When it comes to talking about relationships, young people often feel nervous. They might worry about how an adult will react when they bring it up. This can be especially true for LBGTQ+ youth, as they might fear their family or friends disowning them because of their sexual orientation.

You're still figuring things out.

It can take time to learn about yourself, especially about romantic partners. You could be exploring your sexuality or gender identity, and you aren’t 100% sure about things. This can make it hard to talk about. You might not know someone who can talk to you about it, or you may not trust the people around you with that information.
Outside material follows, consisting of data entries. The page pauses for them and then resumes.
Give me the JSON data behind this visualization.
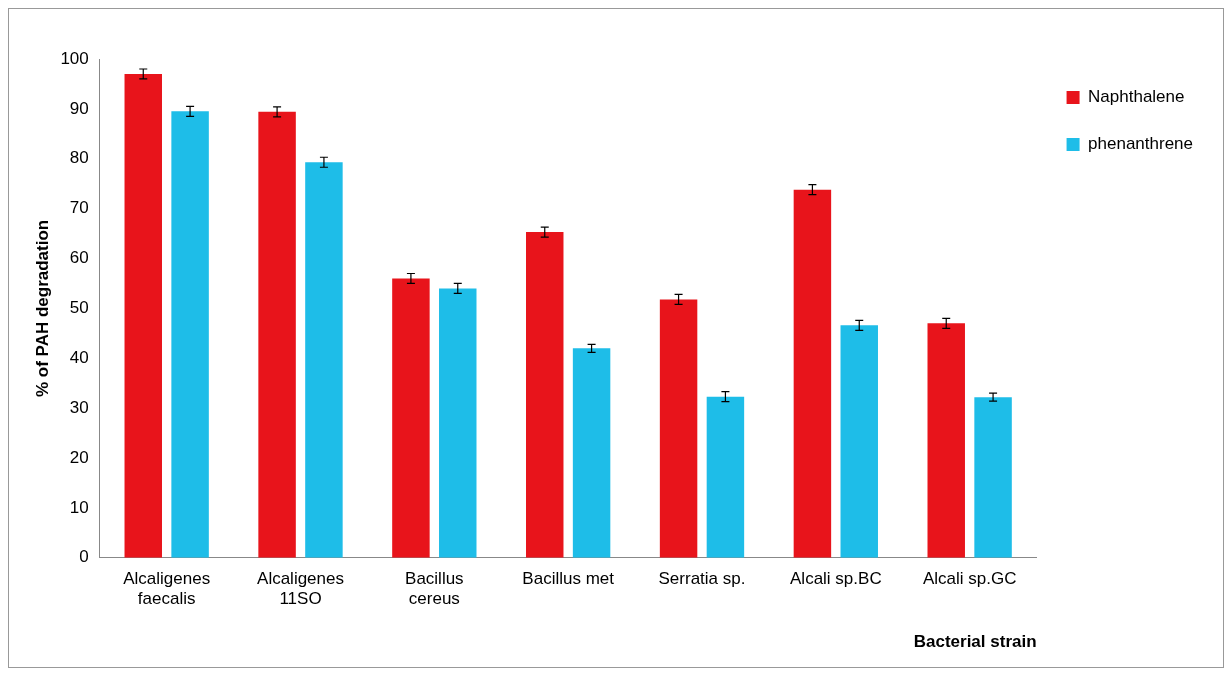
{
  "chart_data": {
    "type": "bar",
    "xlabel": "Bacterial strain",
    "ylabel": "% of PAH degradation",
    "categories": [
      "Alcaligenes faecalis",
      "Alcaligenes 11SO",
      "Bacillus cereus",
      "Bacillus met",
      "Serratia sp.",
      "Alcali sp.BC",
      "Alcali sp.GC"
    ],
    "series": [
      {
        "name": "Naphthalene",
        "color": "#e8141b",
        "values": [
          97,
          89.4,
          56,
          65.3,
          51.8,
          73.8,
          47
        ],
        "errors": [
          1,
          1,
          1,
          1,
          1,
          1,
          1
        ]
      },
      {
        "name": "phenanthrene",
        "color": "#1ebde8",
        "values": [
          89.5,
          79.3,
          54,
          42,
          32.3,
          46.6,
          32.2
        ],
        "errors": [
          1,
          1,
          1,
          0.8,
          1,
          1,
          0.8
        ]
      }
    ],
    "ylim": [
      0,
      100
    ],
    "yticks": [
      0,
      10,
      20,
      30,
      40,
      50,
      60,
      70,
      80,
      90,
      100
    ],
    "grid": false,
    "legend": "top right"
  }
}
It's your first relationship.

Unfortunately, healthy relationship education isn’t often discussed. If you’re in your first relationship (or even if it’s NOT your first), you might not know what a healthy relationship looks like or means. You may think your partner treats you normally!

It affects your safety plan.

Your age can also impact your safety plan. If you are a certain age, you must attend school. This could be a place where you are forced to see your abusive partner or ex, which is another level of safety planning you must think about. Depending on your age, you may not be able to drive or have a car yet. This can make it much more difficult to leave if things get abusive or violent.

It impacts your ability to access services.

Your age can impact your ability to access services. Some programs may mandate reporters for child abuse, which brings other agencies into the picture. Others might require a minor to obtain their parents’ permission, which can be a challenge if you haven’t told your parents about the abuse. If you aren’t old enough to drive yet or don’t have a car, it can be hard to get to support programs or shelters.

Help is available.

Black LGBTQ+ youth experiencing abuse face many challenges and barriers, but help is available. Resources such as The Brown Boi Project and The Trevor Project are available to offer specific, culturally appropriate support. You can also find LGBTQ+ or culturally specific resources from The National Domestic Violence Hotline. Remember, our advocates are available 24/7 to offer support and referrals to local resources. You are not alone.